In any case, years removed from that unhappy, hunched adolescent-self, I jumped at the chance to revisit the zip code of my youth with 90210's first DVD set, and I'm pleased to report that watching these old episodes was a blast. My God, they have aged — and for the better. Where 90210 was merely a fun TV show in the early '90s, it is now a fascinating bit of anthropology. You may not realize just how much time has passed since 1990 until you scope out teen idol Jason Priestley in 90210's pilot episode. . . and then see him turn around to reveal a shaggy mullet.
To this end, the producers of the set have done history a disservice by swapping out much of the original music; apparently, there were problems procuring the rights. Having remembered for more than a decade hearing Concrete Blonde's "Joey" in the episode where Brandon dates a girl with a baby (named Joey, naturally) I was disappointed to find the song missing. And while the song that replaces it is at least of its time, other replacements are not so well-matched. It is distressing to catch chunks of distinctly anachronistic, late-'90s pop-punk in the midst of a sweet and unspoiled nostalgia trip. For a release mainly valuable for offering a kind of time travel, more attention to detail would've been nice.
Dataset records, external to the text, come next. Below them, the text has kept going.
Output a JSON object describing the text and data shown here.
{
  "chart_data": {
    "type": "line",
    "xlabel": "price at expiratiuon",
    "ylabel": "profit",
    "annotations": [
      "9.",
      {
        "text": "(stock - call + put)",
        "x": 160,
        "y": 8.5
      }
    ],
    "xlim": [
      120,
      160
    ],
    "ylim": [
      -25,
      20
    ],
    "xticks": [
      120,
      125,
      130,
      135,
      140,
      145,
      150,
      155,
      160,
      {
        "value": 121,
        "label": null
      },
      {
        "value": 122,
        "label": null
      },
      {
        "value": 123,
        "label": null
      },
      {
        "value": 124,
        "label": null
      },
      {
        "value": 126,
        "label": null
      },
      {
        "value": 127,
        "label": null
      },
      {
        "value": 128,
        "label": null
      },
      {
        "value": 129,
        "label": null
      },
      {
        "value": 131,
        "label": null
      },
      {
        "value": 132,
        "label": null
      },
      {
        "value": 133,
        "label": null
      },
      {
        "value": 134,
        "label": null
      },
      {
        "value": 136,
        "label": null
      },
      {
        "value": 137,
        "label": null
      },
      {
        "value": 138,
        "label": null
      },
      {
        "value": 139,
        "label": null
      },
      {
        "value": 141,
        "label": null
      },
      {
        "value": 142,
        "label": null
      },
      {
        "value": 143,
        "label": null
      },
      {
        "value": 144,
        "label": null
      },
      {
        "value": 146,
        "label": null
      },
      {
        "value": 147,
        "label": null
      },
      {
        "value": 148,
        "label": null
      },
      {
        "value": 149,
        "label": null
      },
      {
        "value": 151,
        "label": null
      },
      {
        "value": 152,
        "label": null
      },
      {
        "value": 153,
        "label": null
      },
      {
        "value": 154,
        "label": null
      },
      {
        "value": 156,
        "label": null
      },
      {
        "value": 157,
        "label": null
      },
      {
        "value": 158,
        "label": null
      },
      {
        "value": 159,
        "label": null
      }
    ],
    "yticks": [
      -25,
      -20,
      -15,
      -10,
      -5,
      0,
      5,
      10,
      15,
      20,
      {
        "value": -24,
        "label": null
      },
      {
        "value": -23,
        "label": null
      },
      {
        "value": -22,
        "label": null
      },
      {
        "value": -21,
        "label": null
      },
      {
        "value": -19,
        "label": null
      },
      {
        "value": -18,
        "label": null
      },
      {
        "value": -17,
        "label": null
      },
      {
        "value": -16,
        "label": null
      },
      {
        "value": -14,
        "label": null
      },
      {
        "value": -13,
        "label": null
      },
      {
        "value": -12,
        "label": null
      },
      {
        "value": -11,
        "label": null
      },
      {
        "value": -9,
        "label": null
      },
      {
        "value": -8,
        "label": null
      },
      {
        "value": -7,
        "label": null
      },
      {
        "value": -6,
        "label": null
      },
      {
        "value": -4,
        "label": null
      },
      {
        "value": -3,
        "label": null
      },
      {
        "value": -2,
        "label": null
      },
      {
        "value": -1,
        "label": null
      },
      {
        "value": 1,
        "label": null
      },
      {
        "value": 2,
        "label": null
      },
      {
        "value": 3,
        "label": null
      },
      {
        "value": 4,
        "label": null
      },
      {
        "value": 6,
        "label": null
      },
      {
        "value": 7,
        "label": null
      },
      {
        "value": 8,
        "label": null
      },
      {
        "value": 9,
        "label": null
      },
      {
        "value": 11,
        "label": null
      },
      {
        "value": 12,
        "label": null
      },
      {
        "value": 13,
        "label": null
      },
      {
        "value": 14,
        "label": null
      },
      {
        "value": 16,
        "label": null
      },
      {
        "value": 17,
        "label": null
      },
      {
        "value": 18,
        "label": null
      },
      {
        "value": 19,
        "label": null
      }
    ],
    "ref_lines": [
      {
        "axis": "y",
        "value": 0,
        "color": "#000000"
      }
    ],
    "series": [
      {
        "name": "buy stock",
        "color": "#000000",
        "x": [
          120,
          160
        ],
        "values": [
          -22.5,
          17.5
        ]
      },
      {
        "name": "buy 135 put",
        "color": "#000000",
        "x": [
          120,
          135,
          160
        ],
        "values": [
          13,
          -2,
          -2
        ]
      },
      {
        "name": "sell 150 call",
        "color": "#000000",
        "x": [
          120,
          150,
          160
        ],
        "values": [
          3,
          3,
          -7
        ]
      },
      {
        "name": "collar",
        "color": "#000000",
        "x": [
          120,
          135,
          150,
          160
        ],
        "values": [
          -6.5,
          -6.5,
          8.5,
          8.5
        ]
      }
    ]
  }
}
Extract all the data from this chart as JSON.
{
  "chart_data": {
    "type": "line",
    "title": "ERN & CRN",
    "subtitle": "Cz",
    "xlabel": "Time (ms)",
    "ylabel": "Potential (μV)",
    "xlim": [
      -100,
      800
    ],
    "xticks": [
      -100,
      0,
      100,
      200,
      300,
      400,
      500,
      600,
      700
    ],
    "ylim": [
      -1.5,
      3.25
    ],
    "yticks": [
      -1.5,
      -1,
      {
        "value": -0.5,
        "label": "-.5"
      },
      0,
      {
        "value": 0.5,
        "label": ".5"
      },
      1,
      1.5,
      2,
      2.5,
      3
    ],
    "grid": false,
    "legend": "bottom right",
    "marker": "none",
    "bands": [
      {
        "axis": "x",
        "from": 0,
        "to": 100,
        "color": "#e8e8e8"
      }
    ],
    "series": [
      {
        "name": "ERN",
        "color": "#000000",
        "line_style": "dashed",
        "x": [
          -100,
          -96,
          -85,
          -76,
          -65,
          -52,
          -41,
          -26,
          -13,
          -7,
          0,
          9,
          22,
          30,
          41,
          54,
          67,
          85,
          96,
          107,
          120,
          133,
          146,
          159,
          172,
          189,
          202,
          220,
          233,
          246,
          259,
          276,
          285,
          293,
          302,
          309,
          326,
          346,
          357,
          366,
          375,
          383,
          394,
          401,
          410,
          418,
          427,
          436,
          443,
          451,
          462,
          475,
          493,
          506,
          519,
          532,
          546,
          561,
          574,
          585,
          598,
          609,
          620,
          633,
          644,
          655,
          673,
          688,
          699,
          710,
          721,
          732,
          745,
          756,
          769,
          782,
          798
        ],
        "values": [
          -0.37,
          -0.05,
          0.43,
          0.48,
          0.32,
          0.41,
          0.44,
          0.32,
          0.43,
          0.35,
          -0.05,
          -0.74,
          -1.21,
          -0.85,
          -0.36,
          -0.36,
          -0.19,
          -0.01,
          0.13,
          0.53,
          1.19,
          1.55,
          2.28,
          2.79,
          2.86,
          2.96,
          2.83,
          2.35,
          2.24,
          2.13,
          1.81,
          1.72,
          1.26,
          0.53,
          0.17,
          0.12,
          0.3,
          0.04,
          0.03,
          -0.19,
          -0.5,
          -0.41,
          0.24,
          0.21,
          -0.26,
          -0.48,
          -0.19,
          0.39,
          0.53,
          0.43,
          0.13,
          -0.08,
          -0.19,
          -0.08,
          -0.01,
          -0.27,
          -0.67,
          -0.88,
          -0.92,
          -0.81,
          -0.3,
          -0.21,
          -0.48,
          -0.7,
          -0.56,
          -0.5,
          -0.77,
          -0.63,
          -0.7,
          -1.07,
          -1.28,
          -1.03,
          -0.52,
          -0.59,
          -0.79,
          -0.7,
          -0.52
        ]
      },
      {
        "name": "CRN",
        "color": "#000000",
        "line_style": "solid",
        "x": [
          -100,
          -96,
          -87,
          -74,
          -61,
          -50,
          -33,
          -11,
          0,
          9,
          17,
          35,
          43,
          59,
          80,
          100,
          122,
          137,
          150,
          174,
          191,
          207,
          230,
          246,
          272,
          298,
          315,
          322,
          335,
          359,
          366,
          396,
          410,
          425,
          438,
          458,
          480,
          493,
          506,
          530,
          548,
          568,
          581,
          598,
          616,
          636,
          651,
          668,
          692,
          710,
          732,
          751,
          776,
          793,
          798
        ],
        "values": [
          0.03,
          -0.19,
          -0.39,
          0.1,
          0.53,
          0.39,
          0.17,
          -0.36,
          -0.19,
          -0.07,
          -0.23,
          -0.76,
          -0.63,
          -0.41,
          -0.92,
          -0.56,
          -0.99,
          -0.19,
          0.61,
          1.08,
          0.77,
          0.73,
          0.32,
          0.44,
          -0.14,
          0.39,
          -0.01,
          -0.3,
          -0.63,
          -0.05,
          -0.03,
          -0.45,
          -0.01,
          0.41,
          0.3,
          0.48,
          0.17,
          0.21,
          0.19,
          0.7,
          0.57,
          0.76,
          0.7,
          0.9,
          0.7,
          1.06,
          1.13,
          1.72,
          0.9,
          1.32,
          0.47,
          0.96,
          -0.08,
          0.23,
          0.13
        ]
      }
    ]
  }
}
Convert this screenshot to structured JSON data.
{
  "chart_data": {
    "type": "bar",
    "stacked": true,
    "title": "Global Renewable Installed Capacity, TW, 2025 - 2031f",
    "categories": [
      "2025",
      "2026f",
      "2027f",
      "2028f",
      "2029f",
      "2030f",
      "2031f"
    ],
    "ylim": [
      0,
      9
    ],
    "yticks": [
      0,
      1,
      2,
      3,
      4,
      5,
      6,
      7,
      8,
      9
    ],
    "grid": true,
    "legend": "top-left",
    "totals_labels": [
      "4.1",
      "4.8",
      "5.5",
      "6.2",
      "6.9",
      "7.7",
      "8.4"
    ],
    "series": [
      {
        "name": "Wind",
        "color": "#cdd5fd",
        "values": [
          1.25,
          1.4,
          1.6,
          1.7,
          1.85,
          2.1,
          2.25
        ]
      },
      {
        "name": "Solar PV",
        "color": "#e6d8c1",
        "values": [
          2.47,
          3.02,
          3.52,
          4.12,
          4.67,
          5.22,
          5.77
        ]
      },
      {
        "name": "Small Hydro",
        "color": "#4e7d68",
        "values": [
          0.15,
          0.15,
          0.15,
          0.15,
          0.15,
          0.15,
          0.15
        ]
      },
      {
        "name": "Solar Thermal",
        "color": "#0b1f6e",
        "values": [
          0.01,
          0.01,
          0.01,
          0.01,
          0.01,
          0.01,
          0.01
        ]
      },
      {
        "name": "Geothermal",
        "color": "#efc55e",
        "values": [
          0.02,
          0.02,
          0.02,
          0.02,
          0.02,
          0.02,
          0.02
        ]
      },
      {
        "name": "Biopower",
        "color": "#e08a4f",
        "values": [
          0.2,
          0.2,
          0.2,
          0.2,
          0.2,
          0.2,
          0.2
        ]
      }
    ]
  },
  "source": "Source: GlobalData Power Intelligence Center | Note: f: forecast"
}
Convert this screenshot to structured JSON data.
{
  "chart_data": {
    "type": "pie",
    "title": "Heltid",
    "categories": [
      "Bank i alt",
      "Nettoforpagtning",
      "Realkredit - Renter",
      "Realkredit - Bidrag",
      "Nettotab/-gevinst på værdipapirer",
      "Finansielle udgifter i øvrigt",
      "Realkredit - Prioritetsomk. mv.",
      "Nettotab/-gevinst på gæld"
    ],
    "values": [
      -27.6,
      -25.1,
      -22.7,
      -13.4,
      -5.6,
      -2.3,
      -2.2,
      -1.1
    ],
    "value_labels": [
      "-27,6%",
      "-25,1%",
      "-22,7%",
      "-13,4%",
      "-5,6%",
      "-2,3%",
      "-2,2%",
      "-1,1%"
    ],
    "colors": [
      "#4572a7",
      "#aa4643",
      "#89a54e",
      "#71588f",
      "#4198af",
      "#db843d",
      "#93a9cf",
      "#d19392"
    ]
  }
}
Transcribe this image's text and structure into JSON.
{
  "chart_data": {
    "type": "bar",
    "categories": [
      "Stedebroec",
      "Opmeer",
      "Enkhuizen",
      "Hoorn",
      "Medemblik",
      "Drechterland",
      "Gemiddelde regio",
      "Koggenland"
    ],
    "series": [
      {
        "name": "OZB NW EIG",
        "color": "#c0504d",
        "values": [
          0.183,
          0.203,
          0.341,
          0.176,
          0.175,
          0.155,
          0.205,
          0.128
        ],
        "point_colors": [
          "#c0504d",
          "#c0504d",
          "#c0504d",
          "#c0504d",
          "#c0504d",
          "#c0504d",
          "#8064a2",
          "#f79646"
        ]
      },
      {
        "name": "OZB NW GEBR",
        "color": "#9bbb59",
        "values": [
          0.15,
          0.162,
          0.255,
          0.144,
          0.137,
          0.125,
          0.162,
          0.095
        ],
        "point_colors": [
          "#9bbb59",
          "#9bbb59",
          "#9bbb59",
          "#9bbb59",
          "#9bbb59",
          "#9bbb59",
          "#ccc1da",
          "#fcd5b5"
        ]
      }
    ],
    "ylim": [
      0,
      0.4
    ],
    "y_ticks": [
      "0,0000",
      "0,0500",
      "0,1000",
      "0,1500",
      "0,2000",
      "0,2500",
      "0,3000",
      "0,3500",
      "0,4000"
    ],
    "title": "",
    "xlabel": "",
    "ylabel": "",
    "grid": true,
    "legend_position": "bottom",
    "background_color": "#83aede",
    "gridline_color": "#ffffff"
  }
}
But on the whole, it's an embarrassment of riches (actually, it's kind of embarrassing how much I like it... still). Shannen Doherty, for all that people complained about her at the time, makes the most believable teenager of the show (with deep grooves in his enormous forehead, then-twenty-six-year-old Luke Perry is not as convincing). Ian Ziering as Steve Sanders is actually, so help me, hilarious. And there's an oddly pervasive '50s subtext in the convertibles, Peach Pit burgers and James Dean haircuts — not to mention the morally grounded parents — which just adds to the comfort-food quality of the show. It's like nostalgia stuffed with nostalgia; my girlfriend and I watched much of the set with the accompaniment of hot chocolate, to enormously warming effect. And now that it's over, I miss it. Let us simply hope that Season Two is on the way. — Peter Smith
DVD Extras: Extras on this set are skimpy, but those that are present — vintage interviews, profiles and FOX network promos — are so delightfully of-their-time that I wish there were more. This is, after all, the show that built FOX; you'd think they'd have a little more in the vaults. Commentary tracks by series creator Darren Star are thin to the point of non-existent; I twice had to check that I was on the right audio track, since Star is silent for minutes at a time. (Good thing the episodes themselves are so awesome.)